Household Tip O' the Day

From LiveScience:
Sponges and kitchen scrub brushes can be loaded with disease-causing viruses and bacteria.

So microwave them, scientists say.

Researchers soaked sponges and scrubbers in a disgusting brew of raw wastewater containing fecal bacteria, viruses, protozoan parasites and bacterial spores, including Bacillus cereus spores—known for being very hard to kill with heat, chemicals and even radiation.

Zapping at full power for two minutes killed or inactivated 99 percent of living pathogens. It took 4 minutes to destroy the B. cereus spores.

“People often put their sponges and scrubbers in the dishwasher, but if they really want to decontaminate them and not just clean them, they should use the microwave," said Gabriel Bitton, a professor of environmental engineering at the University of Florida.

The study was announced today and was detailed in the December issue of the Journal of Environmental Health.

Other studies have shown that sponges and dishcloths are common carriers of pathogens from uncooked eggs, meat and other food. Damp objects help them thrive.

The researchers suggest wetting the objects—water being heated by the microwave seems to play a role in the sterilization—before zapping them every other day or so.

Guess what I'm going to do when I get home? I wonder if this goes for cutting boards and dishtowels as well? I'm certainly going to try it!


Ashley said...

Wow that's really interesting! I am glad to know that. I always mean to clean my sponges in the dishwasher, but I ALWAYS forget! Good to know I can stick them in the microwave.

mrs.burke said...

I would think the cutting board would be fine after the dishwasher- it doesn't have all those recesses and pores like a cloth, and dishwasher soap contains bleach.

Maybe this will remind Mr. Burke to throw used dishcloths into the washing machine. EEEEWW.

Joanna said...

I have a wood cutting board, and it's not supposed to be 'immersed in water', so I typically clean the surface well and let it dry vertically (to not trap moisture underneath it) and avoid the dishwasher.
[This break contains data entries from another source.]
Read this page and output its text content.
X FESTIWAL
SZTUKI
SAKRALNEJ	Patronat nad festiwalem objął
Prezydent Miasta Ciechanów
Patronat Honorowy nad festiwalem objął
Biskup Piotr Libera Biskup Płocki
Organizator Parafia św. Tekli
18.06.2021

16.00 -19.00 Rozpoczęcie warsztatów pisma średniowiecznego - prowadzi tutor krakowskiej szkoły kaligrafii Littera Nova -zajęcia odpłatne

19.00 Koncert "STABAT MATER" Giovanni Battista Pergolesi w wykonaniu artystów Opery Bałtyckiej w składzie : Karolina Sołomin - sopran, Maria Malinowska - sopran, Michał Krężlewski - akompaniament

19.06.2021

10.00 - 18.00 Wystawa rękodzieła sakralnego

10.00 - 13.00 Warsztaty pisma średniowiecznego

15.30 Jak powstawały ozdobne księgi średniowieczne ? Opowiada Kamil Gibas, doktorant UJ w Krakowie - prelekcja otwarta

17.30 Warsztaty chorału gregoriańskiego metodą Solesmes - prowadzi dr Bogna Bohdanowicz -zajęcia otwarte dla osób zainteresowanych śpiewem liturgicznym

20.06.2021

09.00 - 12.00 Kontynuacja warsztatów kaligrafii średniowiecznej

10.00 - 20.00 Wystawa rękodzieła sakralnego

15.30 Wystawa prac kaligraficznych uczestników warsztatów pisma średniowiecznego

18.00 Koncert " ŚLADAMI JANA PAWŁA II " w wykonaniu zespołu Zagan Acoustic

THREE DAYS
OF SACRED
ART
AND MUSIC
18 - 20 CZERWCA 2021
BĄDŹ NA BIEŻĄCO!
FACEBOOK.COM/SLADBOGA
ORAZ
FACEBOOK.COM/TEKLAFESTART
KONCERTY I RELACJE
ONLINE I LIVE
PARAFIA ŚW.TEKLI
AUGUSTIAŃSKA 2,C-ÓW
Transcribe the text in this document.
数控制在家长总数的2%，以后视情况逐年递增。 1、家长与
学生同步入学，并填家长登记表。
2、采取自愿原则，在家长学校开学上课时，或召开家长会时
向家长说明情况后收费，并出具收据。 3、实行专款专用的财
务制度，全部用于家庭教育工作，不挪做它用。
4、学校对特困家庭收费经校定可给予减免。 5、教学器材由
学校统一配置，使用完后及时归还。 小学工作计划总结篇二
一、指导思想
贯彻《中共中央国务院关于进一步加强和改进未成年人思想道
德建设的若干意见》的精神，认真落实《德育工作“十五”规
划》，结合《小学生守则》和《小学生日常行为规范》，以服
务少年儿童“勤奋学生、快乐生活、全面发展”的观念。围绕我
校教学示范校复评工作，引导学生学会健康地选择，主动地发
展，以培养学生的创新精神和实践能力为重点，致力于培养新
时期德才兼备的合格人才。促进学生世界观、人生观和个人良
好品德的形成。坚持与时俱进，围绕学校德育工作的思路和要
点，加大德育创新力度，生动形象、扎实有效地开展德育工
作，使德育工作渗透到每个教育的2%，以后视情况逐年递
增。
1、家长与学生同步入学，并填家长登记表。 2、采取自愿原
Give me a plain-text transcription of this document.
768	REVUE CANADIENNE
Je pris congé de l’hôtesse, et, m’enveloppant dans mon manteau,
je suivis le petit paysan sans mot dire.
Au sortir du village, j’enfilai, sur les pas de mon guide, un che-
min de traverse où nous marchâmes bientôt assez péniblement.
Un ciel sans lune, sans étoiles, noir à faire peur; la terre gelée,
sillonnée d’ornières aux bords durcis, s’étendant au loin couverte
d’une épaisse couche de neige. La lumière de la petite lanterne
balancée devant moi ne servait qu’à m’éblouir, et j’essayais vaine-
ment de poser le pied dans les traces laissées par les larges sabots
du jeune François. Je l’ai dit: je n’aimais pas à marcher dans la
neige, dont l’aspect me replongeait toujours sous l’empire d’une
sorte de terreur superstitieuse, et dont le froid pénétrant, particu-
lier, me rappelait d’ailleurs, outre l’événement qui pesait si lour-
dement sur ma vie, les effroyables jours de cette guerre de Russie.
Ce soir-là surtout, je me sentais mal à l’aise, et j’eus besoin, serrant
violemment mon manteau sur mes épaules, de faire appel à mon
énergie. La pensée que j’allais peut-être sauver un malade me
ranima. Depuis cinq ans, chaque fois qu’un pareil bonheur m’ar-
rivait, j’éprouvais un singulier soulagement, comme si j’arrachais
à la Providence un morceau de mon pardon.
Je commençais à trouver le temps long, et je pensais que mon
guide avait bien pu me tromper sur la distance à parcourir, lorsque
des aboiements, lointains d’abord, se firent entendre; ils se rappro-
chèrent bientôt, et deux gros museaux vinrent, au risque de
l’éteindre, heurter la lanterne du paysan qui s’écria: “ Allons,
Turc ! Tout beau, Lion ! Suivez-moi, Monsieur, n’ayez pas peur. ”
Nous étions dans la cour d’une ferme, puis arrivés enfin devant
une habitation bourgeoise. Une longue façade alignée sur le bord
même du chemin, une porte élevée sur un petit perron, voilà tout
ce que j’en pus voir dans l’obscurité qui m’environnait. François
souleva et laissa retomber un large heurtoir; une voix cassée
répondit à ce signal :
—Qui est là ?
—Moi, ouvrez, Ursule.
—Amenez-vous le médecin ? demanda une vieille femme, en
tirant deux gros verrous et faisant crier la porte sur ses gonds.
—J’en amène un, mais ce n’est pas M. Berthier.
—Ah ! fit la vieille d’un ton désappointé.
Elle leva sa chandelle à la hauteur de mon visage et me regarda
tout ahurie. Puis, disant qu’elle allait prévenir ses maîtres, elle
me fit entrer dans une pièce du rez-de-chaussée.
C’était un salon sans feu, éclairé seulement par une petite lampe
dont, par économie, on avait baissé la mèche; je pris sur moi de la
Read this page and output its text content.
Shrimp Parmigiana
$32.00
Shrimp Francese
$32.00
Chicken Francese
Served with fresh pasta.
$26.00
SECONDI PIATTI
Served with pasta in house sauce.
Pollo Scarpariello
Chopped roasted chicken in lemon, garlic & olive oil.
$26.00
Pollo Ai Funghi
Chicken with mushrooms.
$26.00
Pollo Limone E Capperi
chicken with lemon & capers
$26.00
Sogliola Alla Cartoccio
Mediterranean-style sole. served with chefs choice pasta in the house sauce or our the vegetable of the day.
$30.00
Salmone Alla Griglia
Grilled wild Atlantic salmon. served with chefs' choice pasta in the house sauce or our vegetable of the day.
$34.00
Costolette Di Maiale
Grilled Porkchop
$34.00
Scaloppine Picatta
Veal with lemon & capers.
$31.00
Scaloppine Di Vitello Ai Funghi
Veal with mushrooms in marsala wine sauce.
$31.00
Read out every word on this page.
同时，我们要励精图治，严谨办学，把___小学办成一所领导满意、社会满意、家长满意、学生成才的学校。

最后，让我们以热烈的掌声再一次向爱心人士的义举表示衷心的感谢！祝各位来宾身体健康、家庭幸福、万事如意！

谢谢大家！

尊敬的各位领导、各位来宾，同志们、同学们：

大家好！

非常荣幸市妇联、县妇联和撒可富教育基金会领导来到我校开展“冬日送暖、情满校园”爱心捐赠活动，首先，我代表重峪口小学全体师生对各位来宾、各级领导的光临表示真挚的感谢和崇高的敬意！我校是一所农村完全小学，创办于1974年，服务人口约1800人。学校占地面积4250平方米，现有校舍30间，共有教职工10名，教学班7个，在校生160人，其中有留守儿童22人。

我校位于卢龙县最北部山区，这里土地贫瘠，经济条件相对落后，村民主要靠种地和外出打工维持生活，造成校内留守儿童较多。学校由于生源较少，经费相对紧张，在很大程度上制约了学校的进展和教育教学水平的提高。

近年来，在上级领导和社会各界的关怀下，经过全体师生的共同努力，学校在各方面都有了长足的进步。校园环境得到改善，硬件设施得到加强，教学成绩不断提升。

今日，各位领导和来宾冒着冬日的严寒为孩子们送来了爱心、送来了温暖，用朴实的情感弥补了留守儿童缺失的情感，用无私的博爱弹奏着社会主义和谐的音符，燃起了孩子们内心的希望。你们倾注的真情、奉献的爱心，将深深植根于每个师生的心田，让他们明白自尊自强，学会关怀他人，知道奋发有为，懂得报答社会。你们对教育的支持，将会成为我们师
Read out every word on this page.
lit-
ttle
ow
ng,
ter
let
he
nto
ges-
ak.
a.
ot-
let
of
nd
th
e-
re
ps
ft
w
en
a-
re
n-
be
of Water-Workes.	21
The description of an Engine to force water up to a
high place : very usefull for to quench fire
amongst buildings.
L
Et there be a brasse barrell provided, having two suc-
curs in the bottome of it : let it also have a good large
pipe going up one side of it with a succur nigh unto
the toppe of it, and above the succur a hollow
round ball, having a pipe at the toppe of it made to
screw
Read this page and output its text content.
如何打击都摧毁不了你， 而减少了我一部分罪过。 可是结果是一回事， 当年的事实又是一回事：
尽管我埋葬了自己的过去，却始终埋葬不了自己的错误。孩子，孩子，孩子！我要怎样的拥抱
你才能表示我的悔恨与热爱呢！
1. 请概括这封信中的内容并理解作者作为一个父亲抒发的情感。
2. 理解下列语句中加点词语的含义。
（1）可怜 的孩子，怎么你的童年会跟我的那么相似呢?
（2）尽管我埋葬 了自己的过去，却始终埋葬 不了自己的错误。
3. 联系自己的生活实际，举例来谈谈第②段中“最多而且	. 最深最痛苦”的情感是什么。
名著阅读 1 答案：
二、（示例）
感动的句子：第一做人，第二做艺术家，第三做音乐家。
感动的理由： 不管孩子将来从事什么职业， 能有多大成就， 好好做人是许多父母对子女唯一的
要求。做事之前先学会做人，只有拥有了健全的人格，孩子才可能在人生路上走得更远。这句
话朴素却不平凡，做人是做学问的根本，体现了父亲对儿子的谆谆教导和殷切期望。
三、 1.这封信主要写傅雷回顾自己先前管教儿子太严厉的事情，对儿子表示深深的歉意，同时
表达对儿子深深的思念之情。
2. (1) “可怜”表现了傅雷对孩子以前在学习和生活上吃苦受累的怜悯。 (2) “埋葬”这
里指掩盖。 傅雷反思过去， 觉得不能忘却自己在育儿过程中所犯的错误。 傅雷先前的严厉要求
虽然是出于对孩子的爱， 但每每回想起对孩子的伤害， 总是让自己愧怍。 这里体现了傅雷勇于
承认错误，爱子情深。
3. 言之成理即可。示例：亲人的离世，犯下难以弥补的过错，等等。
I've read: "Wood cutting boards deal with bacteria in the opposite way that plastic boards do. Wood boards actually absorb the bacteria into the wood. After the surface of the wood has been cleaned and dried, the bacteria near the surface dies. It turns out the wood near the surface forms a hostile environment for bacteria to live in. There are lots of bacteria living in the cutting board, but about 1/8 in. below the surface. This is deep enough that a heavy handed chop into the wood is unlikely to release bacteria (unless the wood splits). If your cutting board fits in your microwave oven, heating up the board in the microwave for 30 sec. or so will completely cleanse the board of bacteria, inside and out."

That Cooking for Engineers article if fabulous in regards to knowing lots about the choosing and care of cutting boards, BTW.

Ashley said...

You know how some people get multiple blenders for their wedding? Well we got multiple cutting boards. :-) (I think we have 6!) However, all are either plastic or glass, so they should be okay. I'm assuming that plastic doesn't have the same absorbing capabilities as wood?

Joanna said...

According to the above-linked-to article, plastic boards have a non-porous surface, so bacteria aren't absorbed, but, after time, your knife will inevitably chew up the surface of the board, providing lots of bacteria-hiding-places. The dishwasher should get rid of most of the bacteria. Let the board dry propped up, rather than allowing moisture to be trapped underneath.

Jes said...

So before microwaves and dishwashers were invented what did ladies do to clean cutting boards? And if your cutting board doesn't fit in your microwave then what? Some of us unfortunate women live in houses where we have to wash our dishes in our sink...by hand!

mrs.burke said...

Bleach! It's been around forever. And a scrub brush..

Corey said...

Might want to give this article a read before trying this at home. :)


Joanna said...

I did see that in a few places, Corey, thanks... and when I tried this out last night, I did make sure to wet the sponge thoroughly. And, yes, after 2 minutes, the sponge is very hot and has generated a lot of steam. You have been warned.

I wasn't so bright though, and microwaved the sponges right BEFORE doing the dishes, and couldn't use them to do the dishes, because they were too hot to hold. Luckily, I had a back-up scrubber and only a couple pots to wash.